SELECT a.ID InvoiceID,
a.Total TotalInvoice,
b.TotalPayment
FROM Invoice a
INNER JOIN
(
SELECT InvoiceID, SUM(Amount) TotalPayment
FROM Payment
GROUP BY InvoiceID
HAVING SUM(Method = 'CREDIT') > 0
) b ON a.ID = b.InvoiceID AND
a.Total < b.TotalPayment
SQLFiddle Demo
Another method:
SELECT
i.`id`,
i.`total` AS `total_invoiced`,
SUM(p.`amount`) AS `total_payments`,
SUM(IF(p.`method`='credit', 1, 0)) AS `count_credit`
FROM `invoices` i
LEFT JOIN `payments` p ON (p.`invoice_id`=i.`id`)
WHERE 1=1
GROUP BY i.`id`
HAVING (`total_payments` > i.`total`) AND (`count_credit` > 0)
I changed some table/field names. Sorry for the inconvenience.
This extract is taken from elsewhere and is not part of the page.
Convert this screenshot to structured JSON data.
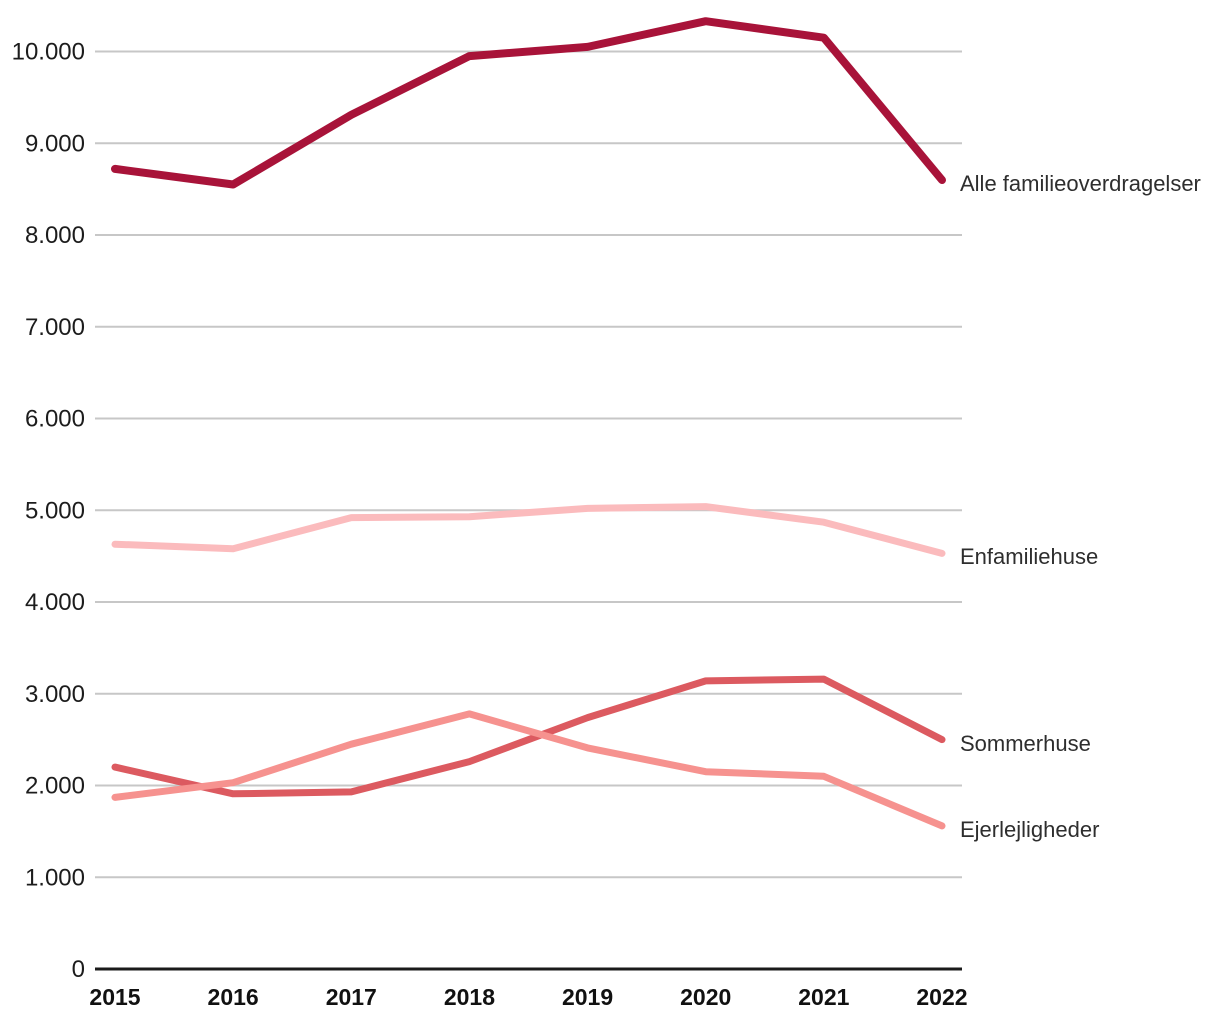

http://www.sqlfiddle.com/#!2/7402d/1/0
try this one:
select iagg.ID
from (
select i.ID
, sum (p.amount) tl_paid
, min (i.total) tl
from invoice i
join payment p on ( p.invoiceID = i.ID )
group by i.ID
) iagg
where exists (
select 1
from payment p2
where p2.invoiceId = iagg.ID
and p2.method = 'CREDIT'
)
and iagg.tl_paid > iagg.tl
;
the minimum operator over the total attribute is mandated by the grouping operator, the minimum is actually taken from a set of identical values.